To avoid any potential problems, state wildlife officials are reminding people of what to do if they find themselves face-to-face with any bad-tempered birds.
Following “inquiries and reports about turkeys acting aggressively towards people and pets,” officials from the Massachusetts Division of Fisheries and Wildlife on Thursday sent out an email to residents offering information about how to prevent conflicts with turkeys.
"March through May is breeding season for wild turkeys and as a result, there is an increase in turkey activity all across the Commonwealth,” officials said in the e-mail. “Some turkeys may be seen acting aggressively by pecking, following, or exhibiting other intimidating behavior towards people.”
According to MassWildlife, it’s the male turkeys that commonly try to intimidate humans this time of year. The birds, experts say, will puff out their feathers and fan their tails while making gobbling sounds to try to establish dominance.
“Wild turkeys live in flocks organized by pecking order. Each bird is dominant over or ‘pecks on’ birds of lesser social status,” officials wrote. “Turkeys may attempt to dominate or attack people that they view as subordinates, and this behavior is observed most often during breeding season.”
The notice to residents comes a few weeks after a pregnant Cambridge woman said she was attacked by a group of aggressive turkeys while out for a walk.
Kenda Carlson told the Globe last week that she started carrying around a large umbrella to fend off potential brushes with the birds after she was surrounded by turkeys that pecked at her legs, leaving visible welts.

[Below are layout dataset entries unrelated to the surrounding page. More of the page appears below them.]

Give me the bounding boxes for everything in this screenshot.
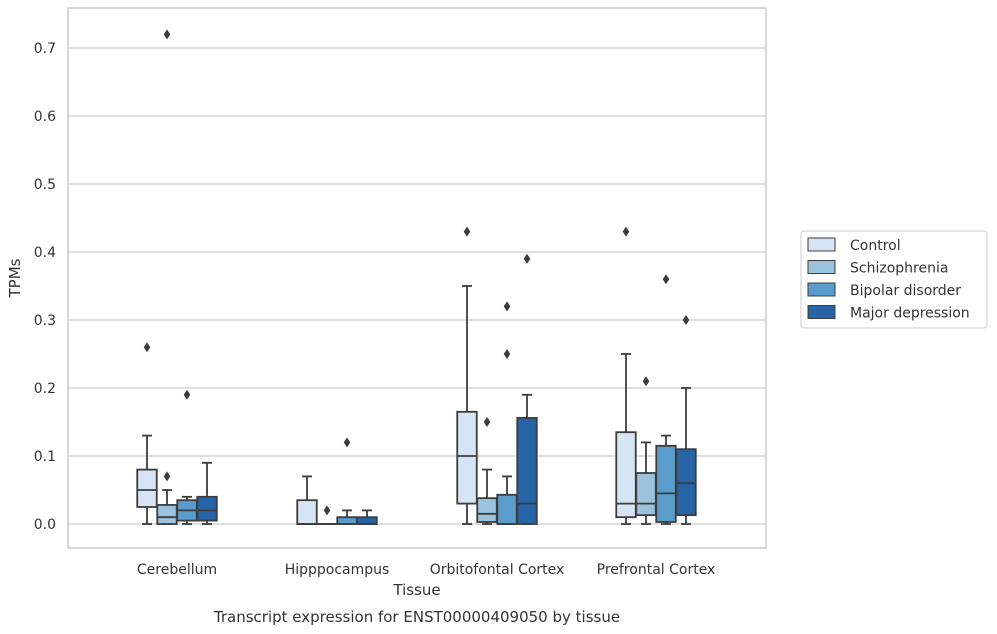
y-tick-label: 0.6 xyxy=(34,109,56,125)
box-schizophrenia xyxy=(476,417,498,525)
box-control xyxy=(456,226,478,525)
box-iqr xyxy=(336,516,358,525)
box-iqr xyxy=(675,448,697,517)
boxes xyxy=(136,29,697,525)
outlier-point xyxy=(483,417,491,427)
outlier-point xyxy=(642,376,650,387)
box-schizophrenia xyxy=(635,376,657,525)
outlier-point xyxy=(163,471,171,482)
box-schizophrenia xyxy=(316,505,338,525)
box-bipolar-disorder xyxy=(496,301,518,525)
box-iqr xyxy=(635,472,657,517)
outlier-point xyxy=(343,437,351,448)
box-iqr xyxy=(356,516,378,525)
box-control xyxy=(615,226,637,525)
x-tick-labels: Cerebellum Hipppocampus Orbitofontal Corte… xyxy=(137,562,715,578)
y-tick-label: 0.4 xyxy=(34,245,56,261)
box-iqr xyxy=(456,410,478,505)
box-major-depression xyxy=(356,509,378,525)
box-schizophrenia xyxy=(156,471,178,525)
box-iqr xyxy=(655,444,677,523)
y-tick-labels: 0.0 0.1 0.2 0.3 0.4 0.5 0.6 0.7 xyxy=(34,41,56,533)
y-tick-label: 0.0 xyxy=(34,517,56,533)
chart-caption: Transcript expression for ENST0000040905… xyxy=(213,608,620,626)
legend-label: Major depression xyxy=(850,306,970,322)
box-major-depression xyxy=(196,461,218,525)
x-tick-label: Hipppocampus xyxy=(285,562,390,578)
x-axis-label: Tissue xyxy=(392,581,440,599)
legend-swatch xyxy=(807,260,836,274)
outlier-point xyxy=(323,505,331,516)
legend-frame xyxy=(800,230,988,329)
legend-label: Schizophrenia xyxy=(850,261,948,277)
outlier-point xyxy=(183,389,191,400)
x-tick-label: Orbitofontal Cortex xyxy=(430,562,565,578)
box-major-depression xyxy=(675,315,697,525)
outlier-point xyxy=(622,226,630,237)
outlier-point xyxy=(503,301,511,312)
box-bipolar-disorder xyxy=(655,274,677,525)
legend-label: Control xyxy=(850,238,901,254)
outlier-point xyxy=(463,226,471,237)
outlier-point xyxy=(163,29,171,40)
legend-swatch xyxy=(807,305,836,319)
box-bipolar-disorder xyxy=(176,389,198,525)
box-iqr xyxy=(156,504,178,525)
gridlines xyxy=(68,47,766,525)
y-tick-label: 0.7 xyxy=(34,41,56,57)
box-iqr xyxy=(496,493,518,525)
box-bipolar-disorder xyxy=(336,437,358,525)
legend-swatch xyxy=(807,237,836,252)
y-tick-label: 0.1 xyxy=(34,449,56,465)
box-iqr xyxy=(196,495,218,522)
outlier-point xyxy=(682,315,690,325)
box-iqr xyxy=(136,468,158,508)
box-control xyxy=(296,475,318,525)
outlier-point xyxy=(503,349,511,359)
legend-swatch xyxy=(807,282,836,297)
x-tick-label: Prefrontal Cortex xyxy=(597,562,716,578)
plot-area-frame xyxy=(67,7,767,549)
outlier-point xyxy=(662,274,670,285)
legend-label: Bipolar disorder xyxy=(850,283,961,299)
box-iqr xyxy=(296,499,318,525)
box-iqr xyxy=(516,417,538,525)
outlier-point xyxy=(143,342,151,353)
box-control xyxy=(136,342,158,525)
y-axis-label: TPMs xyxy=(6,258,24,298)
legend: Control Schizophrenia Bipolar disorder Majo… xyxy=(800,230,988,329)
y-tick-label: 0.2 xyxy=(34,381,56,397)
x-tick-label: Cerebellum xyxy=(137,562,217,578)
y-tick-label: 0.5 xyxy=(34,177,56,193)
y-tick-label: 0.3 xyxy=(34,313,56,329)
outlier-point xyxy=(523,253,531,264)
extra-outlier xyxy=(163,29,171,40)
box-major-depression xyxy=(516,253,538,525)
box-iqr xyxy=(476,497,498,523)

Dave Scarpitti, MassWildlife’s turkey biologist, said that many of the behavioral issues turkeys exhibit stem from a single source: easy access to food provided by people, whether it’s intentional or not.

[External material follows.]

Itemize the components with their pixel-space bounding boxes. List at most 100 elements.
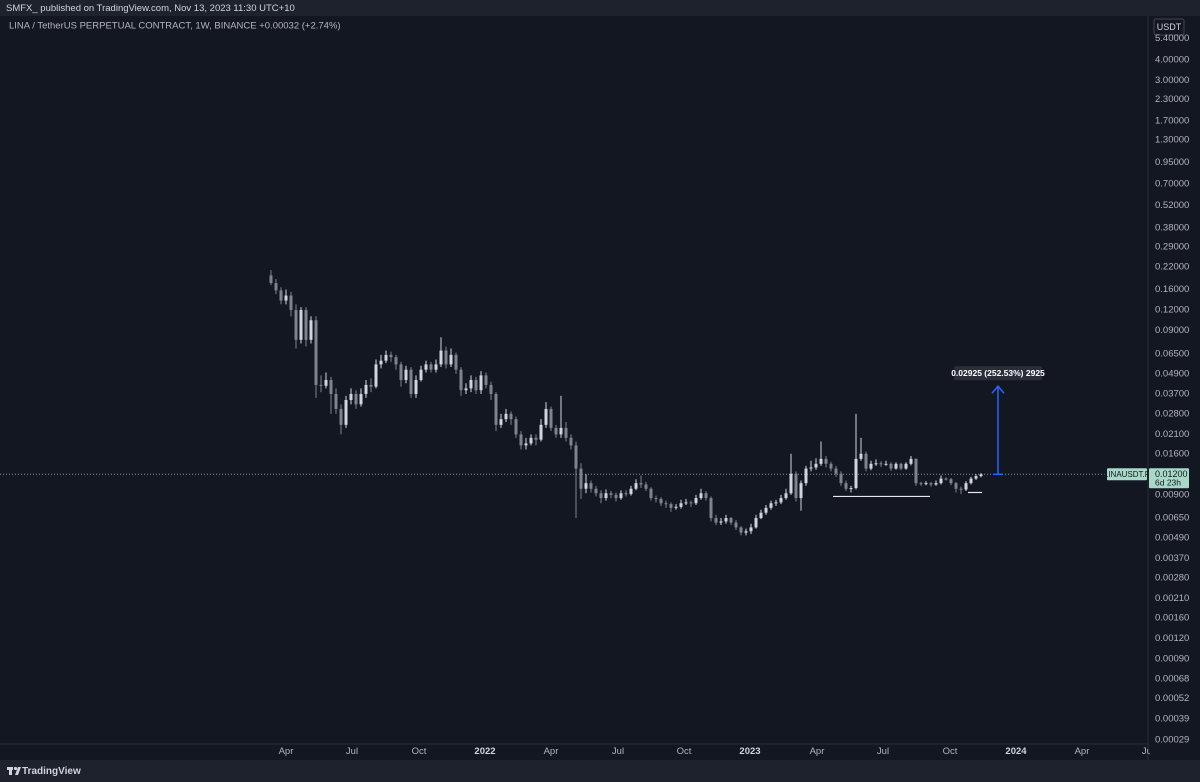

“The best thing you can do to prevent conflicts with turkeys is to stop feeding them,” he said in a statement Thursday.
Scarpitti said giving the birds food can lead to “bold or aggressive behavior,” and once that is established in the birds, “it can be very difficult to change.”
The state recommends trying to scare off or threaten the birds by making loud noises, swatting them with a broom, or spraying them with a hose if one is available.

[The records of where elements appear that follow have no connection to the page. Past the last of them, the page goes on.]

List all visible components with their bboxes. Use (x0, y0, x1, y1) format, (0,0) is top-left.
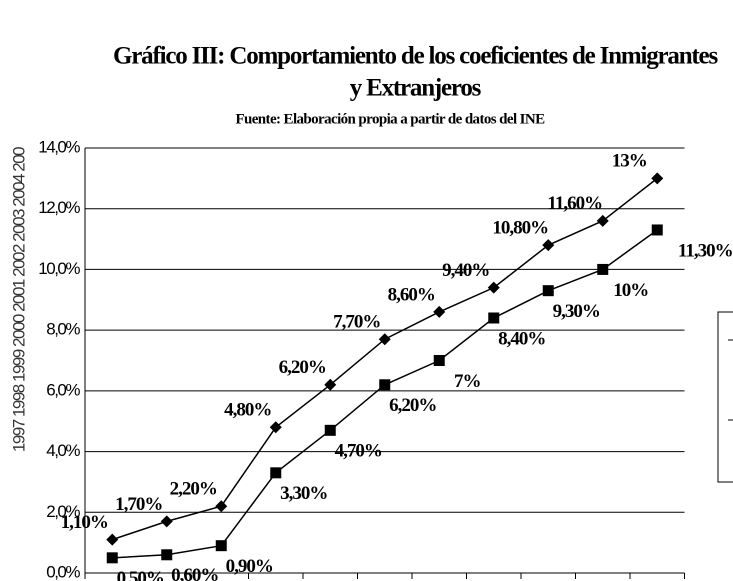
data-label: 13% (612, 151, 647, 172)
diamond-marker (106, 533, 119, 546)
data-label: 7% (454, 371, 481, 392)
square-marker (215, 540, 227, 552)
diamond-marker (596, 214, 609, 227)
data-label: 8,40% (498, 328, 545, 349)
square-marker (542, 285, 554, 297)
series-line (112, 229, 658, 559)
square-marker (597, 263, 609, 275)
square-marker (324, 424, 336, 436)
data-label: 0,60% (171, 565, 218, 581)
diamond-marker (433, 305, 446, 318)
data-label: 0,50% (117, 568, 164, 581)
square-marker (161, 549, 173, 561)
data-label: 1,70% (115, 494, 162, 515)
diamond-marker (378, 333, 391, 346)
data-label: 4,70% (335, 441, 382, 462)
diamond-marker (269, 421, 282, 434)
data-label: 2,20% (170, 479, 217, 500)
diamond-marker (651, 172, 664, 185)
diamond-marker (215, 500, 228, 513)
y-tick-label: 12,0% (38, 198, 80, 217)
y-tick-label: 10,0% (38, 259, 80, 278)
diamond-marker (324, 378, 337, 391)
data-label: 4,80% (224, 400, 271, 421)
data-label: 8,60% (388, 284, 435, 305)
chart-title: y Extranjeros (350, 75, 482, 102)
legend-box (717, 311, 733, 483)
data-label: 9,40% (442, 260, 489, 281)
diamond-marker (542, 239, 555, 252)
rotated-axis-text: 1997 1998 1999 2000 2001 2002 2003 2004 … (9, 147, 28, 452)
square-marker (651, 224, 663, 236)
diamond-marker (487, 281, 500, 294)
data-label: 10,80% (492, 218, 548, 239)
data-label: 9,30% (553, 301, 600, 322)
square-marker (433, 355, 445, 366)
data-label: 7,70% (333, 312, 380, 333)
y-tick-label: 8,0% (46, 320, 80, 339)
data-label: 10% (613, 280, 648, 301)
square-marker (488, 312, 500, 324)
chart-title: Gráfico III: Comportamiento de los coefi… (113, 43, 718, 70)
data-label: 6,20% (279, 357, 326, 378)
data-label: 11,60% (547, 193, 602, 214)
data-label: 0,90% (226, 556, 273, 577)
data-label: 1,10% (61, 512, 108, 533)
data-label: 11,30% (678, 240, 733, 261)
data-label: 3,30% (280, 483, 327, 504)
square-marker (106, 552, 118, 564)
diamond-marker (160, 515, 173, 528)
y-tick-label: 14,0% (38, 137, 80, 156)
square-marker (270, 467, 282, 479)
y-tick-label: 6,0% (46, 380, 80, 399)
chart-subtitle: Fuente: Elaboración propia a partir de d… (235, 111, 545, 127)
y-tick-label: 2,0% (46, 502, 80, 521)
data-label: 6,20% (389, 395, 436, 416)
y-tick-label: 4,0% (46, 441, 80, 460)
y-tick-label: 0,0% (46, 562, 80, 581)
square-marker (379, 379, 391, 391)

Using reflective tape, balloons, pinwheels, and other moving objects to keep turkeys off of your property is also recommended, but the results aren't always guaranteed, officials said.
In 2017, following an increase in run-ins between turkeys and residents across the region, state officials sent out an e-mail similar to the one issued Thursday to advise people on what to do if a hostile animal is in their midst.